# Chapter 2 Slides
## Ethem Alpaydin - Introduction to Machine Learning

Open source notebooks/slides for Ethem Alpaydin's Introduction to Machine Learning with examples in Python 3.6.

In [1]:
import numpy as np
from support import basic_plot

from bokeh.plotting import Figure, output_notebook, show
from bokeh.models import Range1d
from bokeh.models import NumeralTickFormatter
from bokeh.palettes import Spectral8 as colors
from bokeh.layouts import gridplot

from sklearn.preprocessing import PolynomialFeatures
from sklearn.linear_model import LinearRegression

In [2]:
import sys
sys.path.insert(0, '/home/vagrant/notebooks')
from custom_theme import output_notebook_themed
output_notebook_themed()

# output_notebook()

# Classification

\\[{\cal X} = \left\{ {{{\bf{x}}^t},{r^t}} \right\}_{t = 1}^N\\]

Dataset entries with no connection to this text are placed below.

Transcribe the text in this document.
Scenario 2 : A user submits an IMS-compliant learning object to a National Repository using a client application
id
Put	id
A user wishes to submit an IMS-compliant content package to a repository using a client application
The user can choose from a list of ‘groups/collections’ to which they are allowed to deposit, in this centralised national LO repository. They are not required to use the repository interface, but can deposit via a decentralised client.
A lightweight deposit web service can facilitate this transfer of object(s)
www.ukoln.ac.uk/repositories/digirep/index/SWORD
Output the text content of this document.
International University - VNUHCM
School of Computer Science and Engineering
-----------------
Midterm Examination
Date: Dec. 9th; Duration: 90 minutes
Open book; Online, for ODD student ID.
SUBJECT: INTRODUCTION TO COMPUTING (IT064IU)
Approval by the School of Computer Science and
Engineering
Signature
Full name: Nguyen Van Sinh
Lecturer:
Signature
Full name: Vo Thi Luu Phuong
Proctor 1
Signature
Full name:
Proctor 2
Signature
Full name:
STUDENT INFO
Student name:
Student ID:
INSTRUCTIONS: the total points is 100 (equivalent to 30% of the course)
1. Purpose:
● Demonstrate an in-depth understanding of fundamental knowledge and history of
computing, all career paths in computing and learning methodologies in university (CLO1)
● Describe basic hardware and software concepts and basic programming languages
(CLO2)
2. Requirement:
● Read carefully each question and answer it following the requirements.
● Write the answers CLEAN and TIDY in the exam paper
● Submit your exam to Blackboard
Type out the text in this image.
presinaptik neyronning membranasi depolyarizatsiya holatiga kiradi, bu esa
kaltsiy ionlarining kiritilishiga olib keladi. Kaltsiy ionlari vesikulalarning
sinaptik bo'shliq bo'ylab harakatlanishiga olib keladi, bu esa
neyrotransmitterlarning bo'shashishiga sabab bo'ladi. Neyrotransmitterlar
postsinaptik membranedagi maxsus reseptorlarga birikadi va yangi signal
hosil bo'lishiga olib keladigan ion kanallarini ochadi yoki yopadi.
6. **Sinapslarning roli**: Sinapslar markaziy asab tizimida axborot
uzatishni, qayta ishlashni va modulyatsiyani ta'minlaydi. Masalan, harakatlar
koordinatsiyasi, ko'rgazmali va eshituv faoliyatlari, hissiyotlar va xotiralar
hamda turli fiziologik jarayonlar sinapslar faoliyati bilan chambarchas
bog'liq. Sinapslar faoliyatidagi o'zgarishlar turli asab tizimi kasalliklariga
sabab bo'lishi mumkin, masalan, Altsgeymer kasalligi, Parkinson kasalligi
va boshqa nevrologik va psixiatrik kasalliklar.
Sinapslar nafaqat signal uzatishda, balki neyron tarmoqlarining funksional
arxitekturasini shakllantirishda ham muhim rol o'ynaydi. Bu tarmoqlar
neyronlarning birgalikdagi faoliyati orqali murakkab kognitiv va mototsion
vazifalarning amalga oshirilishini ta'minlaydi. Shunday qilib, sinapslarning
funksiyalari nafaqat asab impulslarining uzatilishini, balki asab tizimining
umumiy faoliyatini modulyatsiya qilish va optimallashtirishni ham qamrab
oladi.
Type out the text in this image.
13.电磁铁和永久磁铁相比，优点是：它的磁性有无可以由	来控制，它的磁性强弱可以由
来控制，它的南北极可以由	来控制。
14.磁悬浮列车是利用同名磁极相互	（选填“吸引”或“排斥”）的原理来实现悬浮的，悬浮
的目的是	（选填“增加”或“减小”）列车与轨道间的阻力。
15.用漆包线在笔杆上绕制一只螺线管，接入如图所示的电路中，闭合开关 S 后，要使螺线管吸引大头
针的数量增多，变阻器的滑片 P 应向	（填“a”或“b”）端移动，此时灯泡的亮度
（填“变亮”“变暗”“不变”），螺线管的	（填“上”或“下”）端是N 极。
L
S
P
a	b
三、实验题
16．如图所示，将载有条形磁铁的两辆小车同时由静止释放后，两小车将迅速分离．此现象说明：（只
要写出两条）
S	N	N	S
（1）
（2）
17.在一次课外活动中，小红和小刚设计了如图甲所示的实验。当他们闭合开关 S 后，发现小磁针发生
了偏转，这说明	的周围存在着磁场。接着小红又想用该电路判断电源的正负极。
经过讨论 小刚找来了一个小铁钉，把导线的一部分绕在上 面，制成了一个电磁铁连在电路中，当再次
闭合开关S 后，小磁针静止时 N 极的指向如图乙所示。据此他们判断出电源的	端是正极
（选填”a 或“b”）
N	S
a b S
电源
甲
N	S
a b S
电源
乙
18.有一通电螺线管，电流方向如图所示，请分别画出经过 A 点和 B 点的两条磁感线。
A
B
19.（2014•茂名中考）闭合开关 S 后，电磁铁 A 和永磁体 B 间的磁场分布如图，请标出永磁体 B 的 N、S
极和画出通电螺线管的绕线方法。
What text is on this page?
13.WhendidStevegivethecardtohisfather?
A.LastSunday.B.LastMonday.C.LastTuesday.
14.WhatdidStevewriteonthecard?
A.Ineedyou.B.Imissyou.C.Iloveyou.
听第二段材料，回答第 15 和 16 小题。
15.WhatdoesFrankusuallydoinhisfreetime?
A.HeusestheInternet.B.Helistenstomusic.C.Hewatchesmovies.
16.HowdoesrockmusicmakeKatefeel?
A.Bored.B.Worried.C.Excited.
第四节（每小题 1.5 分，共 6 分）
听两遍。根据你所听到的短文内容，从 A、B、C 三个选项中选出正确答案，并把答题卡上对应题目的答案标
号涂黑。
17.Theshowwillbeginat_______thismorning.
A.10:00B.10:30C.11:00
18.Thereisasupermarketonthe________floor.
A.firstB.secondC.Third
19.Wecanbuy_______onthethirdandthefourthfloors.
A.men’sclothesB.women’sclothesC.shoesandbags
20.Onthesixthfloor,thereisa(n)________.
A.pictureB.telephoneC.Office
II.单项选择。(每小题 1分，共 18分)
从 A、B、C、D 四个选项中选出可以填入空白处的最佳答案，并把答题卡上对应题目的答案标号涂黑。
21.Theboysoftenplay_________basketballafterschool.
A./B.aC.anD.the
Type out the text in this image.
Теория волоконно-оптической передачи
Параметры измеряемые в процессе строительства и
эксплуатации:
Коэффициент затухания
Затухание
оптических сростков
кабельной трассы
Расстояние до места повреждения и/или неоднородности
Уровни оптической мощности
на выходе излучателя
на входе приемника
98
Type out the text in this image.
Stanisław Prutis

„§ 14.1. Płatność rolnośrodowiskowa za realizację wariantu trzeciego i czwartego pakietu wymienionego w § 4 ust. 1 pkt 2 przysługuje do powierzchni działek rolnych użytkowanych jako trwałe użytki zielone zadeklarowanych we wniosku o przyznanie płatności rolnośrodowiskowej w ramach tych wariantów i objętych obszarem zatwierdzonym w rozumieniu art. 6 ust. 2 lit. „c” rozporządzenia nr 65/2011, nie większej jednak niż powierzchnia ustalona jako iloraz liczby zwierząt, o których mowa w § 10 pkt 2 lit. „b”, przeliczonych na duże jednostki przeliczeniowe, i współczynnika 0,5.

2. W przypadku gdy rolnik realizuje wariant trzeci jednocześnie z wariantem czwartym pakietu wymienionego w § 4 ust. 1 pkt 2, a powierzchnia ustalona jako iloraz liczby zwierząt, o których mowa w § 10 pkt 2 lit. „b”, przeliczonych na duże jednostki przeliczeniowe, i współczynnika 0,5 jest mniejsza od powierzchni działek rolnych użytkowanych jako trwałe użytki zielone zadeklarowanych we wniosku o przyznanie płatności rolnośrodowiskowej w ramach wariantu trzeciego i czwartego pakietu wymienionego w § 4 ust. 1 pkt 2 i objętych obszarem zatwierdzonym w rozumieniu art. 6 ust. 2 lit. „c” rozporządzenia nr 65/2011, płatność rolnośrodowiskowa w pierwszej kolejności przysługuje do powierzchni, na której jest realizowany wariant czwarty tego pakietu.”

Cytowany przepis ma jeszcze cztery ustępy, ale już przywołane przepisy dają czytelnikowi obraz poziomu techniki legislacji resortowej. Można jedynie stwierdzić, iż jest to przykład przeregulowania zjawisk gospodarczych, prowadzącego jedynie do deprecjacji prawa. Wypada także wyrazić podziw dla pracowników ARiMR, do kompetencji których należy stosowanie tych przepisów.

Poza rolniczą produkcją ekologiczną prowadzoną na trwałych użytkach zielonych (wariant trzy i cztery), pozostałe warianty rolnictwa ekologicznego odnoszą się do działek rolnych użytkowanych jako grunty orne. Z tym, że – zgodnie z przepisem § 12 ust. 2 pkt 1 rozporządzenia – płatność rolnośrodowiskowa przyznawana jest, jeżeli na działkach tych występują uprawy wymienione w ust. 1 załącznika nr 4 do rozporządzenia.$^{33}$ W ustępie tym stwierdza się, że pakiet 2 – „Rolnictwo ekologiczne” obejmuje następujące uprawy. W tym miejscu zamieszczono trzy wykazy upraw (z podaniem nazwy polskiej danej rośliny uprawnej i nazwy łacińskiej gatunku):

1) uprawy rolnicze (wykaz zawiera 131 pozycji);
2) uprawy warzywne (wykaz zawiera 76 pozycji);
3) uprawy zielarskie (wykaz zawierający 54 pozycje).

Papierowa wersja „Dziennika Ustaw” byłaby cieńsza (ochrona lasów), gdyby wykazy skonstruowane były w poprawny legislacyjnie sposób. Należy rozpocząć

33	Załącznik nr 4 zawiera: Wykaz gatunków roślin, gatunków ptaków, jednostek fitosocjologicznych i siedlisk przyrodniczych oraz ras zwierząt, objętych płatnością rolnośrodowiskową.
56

\\[{\bf{x}^t} = \left[ \begin{array}{l}
x_1^t\\
x_2^t
\end{array} \right]\\]

\\[r^t = \left\{ \begin{array}{l}
1{\text{ if }}{\bf{x^t}}{\text{ is a positive example}}\\
0{\text{ if }}{\bf{x^t}}{\text{ is a negative example}}
\end{array} \right.\\]

# Classification example

Is an example of a car a "family car"?

\\[{\bf{x}^t} = \left[ \begin{array}{l}
x_{\text{price}}^t\\
x_{\text{engine power}}^t
\end{array} \right]\\]

\\[r^t = \left\{ \begin{array}{l}
1{\text{ if }}{\bf{x^t}}{\text{ is a family car}}\\
0{\text{ if }}{\bf{x^t}}{\text{ is a not a family car}}
\end{array} \right.\\]

In [3]:
X = np.array([
        [10000,100],[20000,400],[25000,300],[40000,250],[20000,200],
        [15000,150],[12500,250],[29000,170],[30000,250],[25000,200],
    ])

y = np.array([
    'not_family','not_family','family','not_family','family',
    'not_family','not_family','not_family','family','family'
])

print(X, '\n')
print(y)

[[10000   100]
 [20000   400]
 [25000   300]
 [40000   250]
 [20000   200]
 [15000   150]
 [12500   250]
 [29000   170]
 [30000   250]
 [25000   200]] 

['not_family' 'not_family' 'family' 'not_family' 'family' 'not_family'
 'not_family' 'not_family' 'family' 'family']


In [4]:
def car_plot():
    plot = basic_plot(title='Family Car Example', xaxis_label='Price (USD)', 
                  yaxis_label='Engine Power (hp)')
    plot.scatter(x=X[y=='family',0], y=X[y=='family',1], 
                 legend='family car', color='red', fill_alpha=0.3333, size=10)
    plot.scatter(x=X[y!='family',0], y=X[y!='family',1], 
                 legend='not family car', color='blue', fill_alpha=0.3333, size=10)
    plot.min_border = None
    return(plot)

In [5]:
show(car_plot())

# Hypothesis Class

We induce the hypothesis that "the class \\(C\\) of family car is a rectangle
in the price-engine power space."

\\[h \in {\cal H}\\]

Where \\(h\\) is a single rectangle from all possible rectangles \\({\cal H}\\).

# Classification Model

\\[h = ({p_1} \le {\text{price}} \le {p_2}){\text{ AND }({e_1}} \le {\text{engine power}} \le {e_2})\\]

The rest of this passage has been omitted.